Franz Mehring

 

Karl Marx – Geschichte seines Lebens

(1918)


Auszug aus Franz Mehring, Karl Marx – Geschichte seines Lebens, Anmerkungen.
Seitenzahlen nach: Franz Mehring – Gesammelte Schriften, Band 3. Berlin/DDR, 1960.
Online bei http://www.mlwerke.de/fm/fm03/fm03_000.htm.
Transkription: Daniel Gaido.
HTML-Markierung: Einde O’Callaghan für das Marxists’ Internet Archive.


Anmerkungen
(Auszug)

Der Niedergang der Internationalen

Marx, Der Bürgerkrieg in Frankreich, mit Einleitung von Engels, Berlin 1891, enthält die drei Adressen der Internationalen über den Krieg und die Kommune. Briefliche Äußerungen von Marx über die Kommune (Die Neue Zeit 201, 708). Die spärlichen Reste des Briefwechsels, den Marx während des Aufstandes selbst mit Mitgliedern des Kommunerats gepflogen hat (Die Neue Zeit 291, 734). Mémoire présenté par la Fédération jurassienne de l’Association Internationale des Travailleurs à toutes les Fédérations de l’Internationale, Sonvillier 1871. Les prétendues Scission dans l’Internationale. Circulaire privé du Conseil général de l’Association Internationale des Travailleurs, Genève 1872. M. Bach, Die Spaltung in der englischen Internationalen (Die Neue Zeit 212, 21). Ein Complot gegen die Internationale Arbeiter-Assoziation. Braunschweig 1874 (die sogenannte Allianzbroschüre).

Es ist hier der Ort, mit einigen Worten auf den Totschlagversuch einzugehen, den K. Kautsky und N. Rjasanow an diesem Buch noch in seinem embryonalen Zustande unternommen haben.
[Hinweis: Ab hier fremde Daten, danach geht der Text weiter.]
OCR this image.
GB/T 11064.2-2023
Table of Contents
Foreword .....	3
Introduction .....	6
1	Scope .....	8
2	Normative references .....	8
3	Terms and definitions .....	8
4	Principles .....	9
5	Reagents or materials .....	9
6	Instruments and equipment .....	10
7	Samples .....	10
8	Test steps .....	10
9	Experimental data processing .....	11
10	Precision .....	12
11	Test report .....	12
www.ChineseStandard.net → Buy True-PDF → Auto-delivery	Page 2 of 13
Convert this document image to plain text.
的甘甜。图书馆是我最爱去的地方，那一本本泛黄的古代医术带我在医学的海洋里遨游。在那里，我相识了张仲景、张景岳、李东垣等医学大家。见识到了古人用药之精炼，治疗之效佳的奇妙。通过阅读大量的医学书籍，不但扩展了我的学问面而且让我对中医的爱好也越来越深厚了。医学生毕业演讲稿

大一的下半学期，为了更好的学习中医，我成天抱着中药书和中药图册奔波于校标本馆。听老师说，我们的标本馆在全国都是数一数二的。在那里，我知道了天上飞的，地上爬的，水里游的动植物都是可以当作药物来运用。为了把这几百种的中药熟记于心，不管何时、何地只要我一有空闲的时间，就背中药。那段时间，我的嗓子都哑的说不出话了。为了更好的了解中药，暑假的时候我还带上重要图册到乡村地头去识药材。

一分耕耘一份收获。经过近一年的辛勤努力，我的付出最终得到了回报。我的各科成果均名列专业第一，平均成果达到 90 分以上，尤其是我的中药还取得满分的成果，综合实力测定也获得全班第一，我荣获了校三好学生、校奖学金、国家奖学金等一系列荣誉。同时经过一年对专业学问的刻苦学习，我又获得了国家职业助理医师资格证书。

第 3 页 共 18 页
Obgleich einige ketzerische Äußerungen über Lassalle mir bereits eine öffentliche Warnung Kautskys wegen „Marxfeindschaft“ und eines angeblich an Frau Lafargue begangenen „Vertrauensbruchs“ zugezogen hatten, hielt ich öffentlich an meinem biographischen Plane fest und besaß sogar die Verwegenheit, in dem damals von mir redigierten Feuilleton der Neuen Zeit – siehe Die Neue Zeit 312, 985 – das Buch Brupbachers über Marx und Bakunin anzuzeigen, ohne es nach Strich und Faden herunterzureißen. Ich tadelte an dem Buche zwar manche Ausfälle und Ungerechtigkeiten gegen Marx, erklärte es aber insoweit für ein „nützliches und verdienstliches Werk“, als es eine Reihe von ungerechten Vorwürfen beseitige, die von Marx und den Marxisten, wobei ich mich selbst keineswegs ausnahm, gegen Bakunin erhoben worden seien. Der sachliche Kern meiner Besprechung war die Ausführung, die Internationale sei an der Erfüllung einer großen historischen Mission untergegangen, also eines ungleich ehrenvolleren Todes gestorben, als an den elenden Intrigen gewissenloser Demagogen.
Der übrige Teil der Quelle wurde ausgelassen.